In the first period, Isak Saba from Nesseby, a Member of Parliament, and Anders Larsen, a newspaper editor from Kvænangen, were in the lead on the issues – the parliament election, Sami as the language of instruction in schools and their own Sami language newspaper, Sagai Muitalægje.

Anders Larsen founded, published and was editor of the Sami language newspaper Sagai Muitalægje (1904-1911). (Photo: Unknown. Tromsø Museum - the University Museum)
Anders Larsen founded, published and was editor of the Sami language newspaper Sagai Muitalægje (1904-1911). (Photo: Unknown.

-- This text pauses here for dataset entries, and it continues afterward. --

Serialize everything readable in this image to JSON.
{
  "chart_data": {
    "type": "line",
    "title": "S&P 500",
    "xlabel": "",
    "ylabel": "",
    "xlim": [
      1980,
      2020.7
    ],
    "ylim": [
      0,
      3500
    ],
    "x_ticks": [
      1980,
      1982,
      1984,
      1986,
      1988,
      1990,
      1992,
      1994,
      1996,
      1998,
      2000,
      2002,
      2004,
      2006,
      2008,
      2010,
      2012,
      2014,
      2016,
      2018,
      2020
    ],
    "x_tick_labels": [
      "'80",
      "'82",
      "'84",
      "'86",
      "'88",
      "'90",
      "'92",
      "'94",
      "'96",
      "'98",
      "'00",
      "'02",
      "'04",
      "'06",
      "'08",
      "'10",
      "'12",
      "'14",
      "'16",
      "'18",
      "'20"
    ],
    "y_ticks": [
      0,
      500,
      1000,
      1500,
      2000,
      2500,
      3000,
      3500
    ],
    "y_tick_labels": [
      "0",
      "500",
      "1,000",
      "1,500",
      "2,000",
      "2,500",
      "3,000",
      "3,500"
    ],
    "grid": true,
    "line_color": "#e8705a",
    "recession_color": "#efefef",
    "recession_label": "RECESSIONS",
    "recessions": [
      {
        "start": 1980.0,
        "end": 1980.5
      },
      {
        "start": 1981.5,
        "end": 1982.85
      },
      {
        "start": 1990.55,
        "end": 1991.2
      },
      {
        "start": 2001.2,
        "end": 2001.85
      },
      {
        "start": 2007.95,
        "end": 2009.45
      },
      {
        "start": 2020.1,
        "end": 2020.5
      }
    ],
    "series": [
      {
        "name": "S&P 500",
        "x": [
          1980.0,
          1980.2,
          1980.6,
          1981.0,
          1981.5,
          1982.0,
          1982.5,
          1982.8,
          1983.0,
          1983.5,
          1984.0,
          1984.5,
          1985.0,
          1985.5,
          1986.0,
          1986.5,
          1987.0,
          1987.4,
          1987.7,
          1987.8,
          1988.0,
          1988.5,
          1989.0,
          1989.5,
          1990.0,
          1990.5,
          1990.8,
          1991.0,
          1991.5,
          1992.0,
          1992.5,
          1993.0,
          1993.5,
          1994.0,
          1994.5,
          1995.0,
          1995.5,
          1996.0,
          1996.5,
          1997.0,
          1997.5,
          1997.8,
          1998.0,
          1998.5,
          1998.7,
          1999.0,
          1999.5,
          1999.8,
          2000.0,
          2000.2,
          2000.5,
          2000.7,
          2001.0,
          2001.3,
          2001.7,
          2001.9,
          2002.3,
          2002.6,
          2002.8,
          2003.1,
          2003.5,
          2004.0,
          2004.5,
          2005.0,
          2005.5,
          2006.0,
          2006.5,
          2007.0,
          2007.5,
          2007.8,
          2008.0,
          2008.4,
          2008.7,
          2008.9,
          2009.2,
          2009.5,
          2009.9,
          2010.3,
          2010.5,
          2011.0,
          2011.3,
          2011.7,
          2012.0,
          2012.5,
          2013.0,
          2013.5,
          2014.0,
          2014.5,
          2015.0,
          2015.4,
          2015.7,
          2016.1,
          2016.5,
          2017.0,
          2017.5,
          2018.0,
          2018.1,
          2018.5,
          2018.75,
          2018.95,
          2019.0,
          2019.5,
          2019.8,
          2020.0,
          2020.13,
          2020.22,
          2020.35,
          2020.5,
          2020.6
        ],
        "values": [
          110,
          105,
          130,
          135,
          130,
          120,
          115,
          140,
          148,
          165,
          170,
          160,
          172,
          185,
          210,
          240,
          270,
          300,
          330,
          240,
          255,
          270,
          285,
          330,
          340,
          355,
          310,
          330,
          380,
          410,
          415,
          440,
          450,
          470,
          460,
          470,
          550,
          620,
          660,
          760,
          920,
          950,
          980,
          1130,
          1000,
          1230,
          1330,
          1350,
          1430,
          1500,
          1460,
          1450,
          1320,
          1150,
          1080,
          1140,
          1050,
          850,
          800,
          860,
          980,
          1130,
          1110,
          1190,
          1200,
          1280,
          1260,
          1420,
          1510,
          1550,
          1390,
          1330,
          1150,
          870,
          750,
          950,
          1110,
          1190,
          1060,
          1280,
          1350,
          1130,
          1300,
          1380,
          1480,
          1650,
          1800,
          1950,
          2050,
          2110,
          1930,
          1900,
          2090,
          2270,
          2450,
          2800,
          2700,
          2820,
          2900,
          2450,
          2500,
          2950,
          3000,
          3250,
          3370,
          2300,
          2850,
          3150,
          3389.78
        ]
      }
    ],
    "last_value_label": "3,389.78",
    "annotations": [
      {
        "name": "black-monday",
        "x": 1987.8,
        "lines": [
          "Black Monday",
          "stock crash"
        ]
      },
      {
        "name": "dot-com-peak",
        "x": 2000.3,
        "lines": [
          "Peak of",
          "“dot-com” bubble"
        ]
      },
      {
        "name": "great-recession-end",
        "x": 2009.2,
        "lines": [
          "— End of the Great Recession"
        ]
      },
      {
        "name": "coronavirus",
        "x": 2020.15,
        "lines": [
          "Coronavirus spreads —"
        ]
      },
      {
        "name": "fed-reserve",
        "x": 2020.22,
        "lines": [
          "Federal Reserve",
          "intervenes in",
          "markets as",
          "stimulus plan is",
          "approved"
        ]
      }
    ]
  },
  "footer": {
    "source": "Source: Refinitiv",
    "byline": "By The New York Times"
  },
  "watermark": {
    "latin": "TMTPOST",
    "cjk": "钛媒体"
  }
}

Tromsø Museum - the University Museum)

“They gained ground because they succeeded in creating an alliance with another project against hegemony: fish farmer socialism in the labour movement,” says Zachariassen.

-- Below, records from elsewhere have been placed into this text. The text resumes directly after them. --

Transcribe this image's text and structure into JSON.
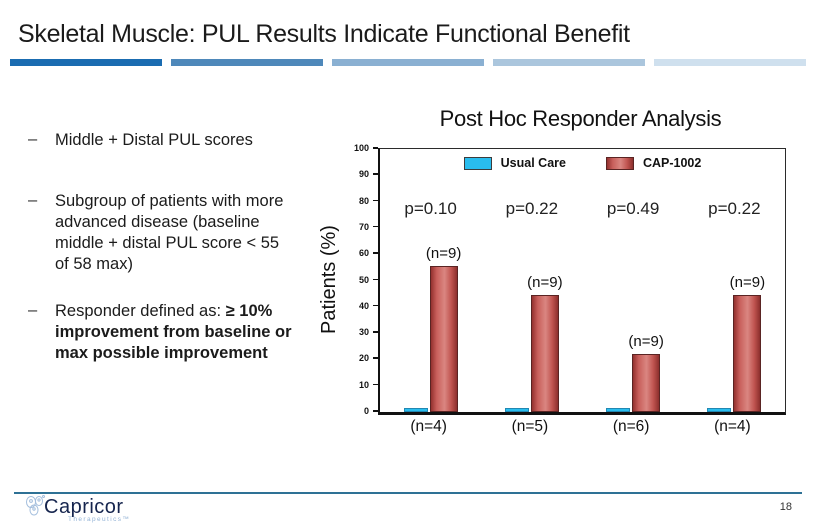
{
  "slide": {
    "title": "Skeletal Muscle: PUL Results Indicate Functional Benefit",
    "accent_colors": [
      "#1a6cb1",
      "#4e88ba",
      "#8ab0d2",
      "#abc6dd",
      "#cfe0ee"
    ],
    "page_number": "18",
    "footer_line_color": "#2e7195"
  },
  "bullets": [
    {
      "marker": "–",
      "text": "Middle + Distal PUL scores",
      "bold_text": ""
    },
    {
      "marker": "–",
      "text": "Subgroup of patients with more advanced disease (baseline middle + distal PUL score < 55 of 58 max)",
      "bold_text": ""
    },
    {
      "marker": "–",
      "text": "Responder defined as:",
      "bold_text": "≥ 10% improvement from baseline or max possible improvement"
    }
  ],
  "logo": {
    "name": "Capricor",
    "subtext": "Therapeutics™"
  },
  "chart_data": {
    "type": "bar",
    "title": "Post Hoc Responder Analysis",
    "ylabel": "Patients (%)",
    "ylim": [
      0,
      100
    ],
    "ytick_step": 10,
    "grid": false,
    "legend_position": "top-inside",
    "categories": [
      "(n=4)",
      "(n=5)",
      "(n=6)",
      "(n=4)"
    ],
    "series": [
      {
        "name": "Usual Care",
        "color": "#29bdee",
        "values": [
          1,
          1,
          1,
          1
        ]
      },
      {
        "name": "CAP-1002",
        "color": "#c0504d",
        "values": [
          55.6,
          44.4,
          22.2,
          44.4
        ],
        "bar_labels": [
          "(n=9)",
          "(n=9)",
          "(n=9)",
          "(n=9)"
        ]
      }
    ],
    "p_values": [
      "p=0.10",
      "p=0.22",
      "p=0.49",
      "p=0.22"
    ]
  }
}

The first Sami congress in Trondheim in 1917 marks the start of the second phase. With Elsa Laul Renberg, a southern Sami, as the spearhead, a more unified domestic Sami movement emerged - with Sami from both the north and south, and a national Sami organization, Sámi Sentralsearvi (Sámi Central Association).

This organizational mobilization nevertheless broke down in 1921.

“Then ideological and cultural issues were put on the agenda, first and foremost by a teacher and later principal and mayor Per Fokstad from Tana, who propelled the Sami opposition forward more or less by himself.”

Per Fokstad

Per Fokstad was a man before his time. In the early 1920s, he published a series of articles on the basis for the Sami language, culture and society, and prepared school plans that were based on a societal organization founded on linguistic and cultural pluralism.

He believed that the Sami could also be a civilized nation - and not "just" primitive people - and that the Sami people could be Norwegian without losing what it was that made them Sami.

"Of course Fokstad believed that the Sami had to learn Norwegian," says Zachariassen.

"But he was concerned that they should also have the right to learn their mother tongue - not only because it was a useful auxiliary language, but also because it was a right and a value in itself. A separate people had to have its own language."

This was a modern way of thinking, which Fokstad had developed in part as a result of studying abroad for four years -- between 1917 and 1921, he was in Denmark, England and Paris.

Many counter-arguments

The demand for native language training was met with political, linguistic and educational counter-arguments, and not least, researchers used the issue of security policy as one explanation for the opposition: Assimilation and becoming Norwegian were both seen as important in ensuring loyalty to the new nation.

“But even if Fokstad’s arguments concerning native language instruction did not result in a breakthrough in the 1920s, he laid an ideological foundation that was later was picked up by the Sami movement after the war, and Fokstad remained a leading Sami actor all the way to 1970,” says Zachariassen.